Mohon tunggu...
Yudhi Hertanto
Yudhi Hertanto Mohon Tunggu... Penulis - Simple, Cool and Calm just an Ordinary Man

Peminat Komunikasi, Politik dan Manajemen

Selanjutnya

Tutup

Sosbud Artikel Utama

Indonesia Terserah dalam Perang Semesta Melawan Pandemi

18 Mei 2020   06:55 Diperbarui: 19 Mei 2020   21:02 2137
+
Laporkan Konten
Laporkan Akun
Kompasiana adalah platform blog. Konten ini menjadi tanggung jawab bloger dan tidak mewakili pandangan redaksi Kompas.
Lihat foto
Petugas medis bersiap di ruang perawatan Rumah Sakit Darurat Penanganan COVID-19 Wisma Atlet Kemayoran, Jakarta. | Sumber: ANTARA Foto/Heru Sri Kumoro

Bahu membahu. Gotong royong. Pilihan kata itu indah ditulis, namun sulit dilakukan. Tidak semudah bersilat kata, maknanya mendalam. Butuh pengorbanan, untuk sampai pada tujuan bersama.

Pandemi hadir tanpa pernah disangka. Meski banyak kisah wabah di masa lalu, yang dapat dijadikan sebagai pembelajaran. Kita tidak juga mampu untuk segera belajar dengan cepat.

Setelah sekian lamanya dikurung, dalam pemenjaraan fisik, melalui physical distancing, manusia memang sulit menghindar dari sifat alamiahnya untuk menjadi Homo socius.

Jika situasi kali ini, dianggap layaknya sebagai palagan perang. Maka dalam ruang pertarungan melawan jasad renik yang tidak kasat mata, konsep perang semesta menjadi solusi yang dapat diandalkan.

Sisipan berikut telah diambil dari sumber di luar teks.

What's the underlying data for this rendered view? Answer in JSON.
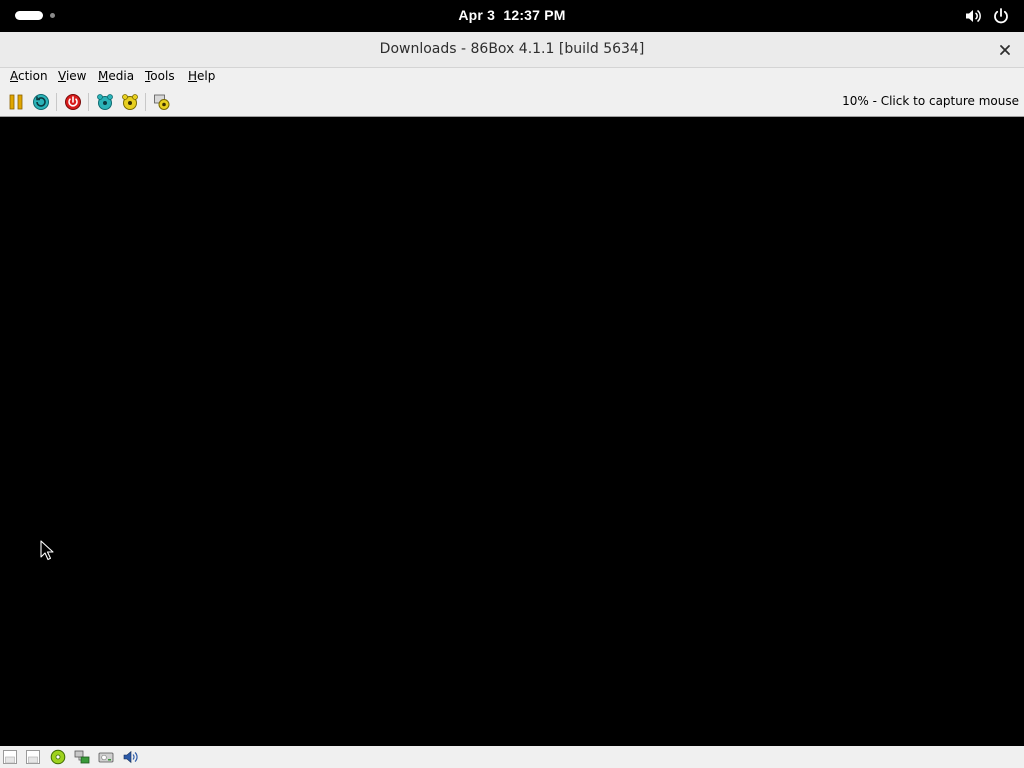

Wabah ini menjadi musuh bersama, yang harus segara dikalahkan. Model karantina dan isolasi, adalah siasat jangka pendek, untuk memperlambat penularan, menjadi upaya melandaikan kurva -flattening the curve.

Perang Bersama

Jika mengacu pada pilihan strategi perang semesta, maka skemanya mempergunakan kemampuan seluruh rakyat, ditambah mekanisme gerilya. Kenapa gerilya? karena logistik perang terbatas, harus efektif.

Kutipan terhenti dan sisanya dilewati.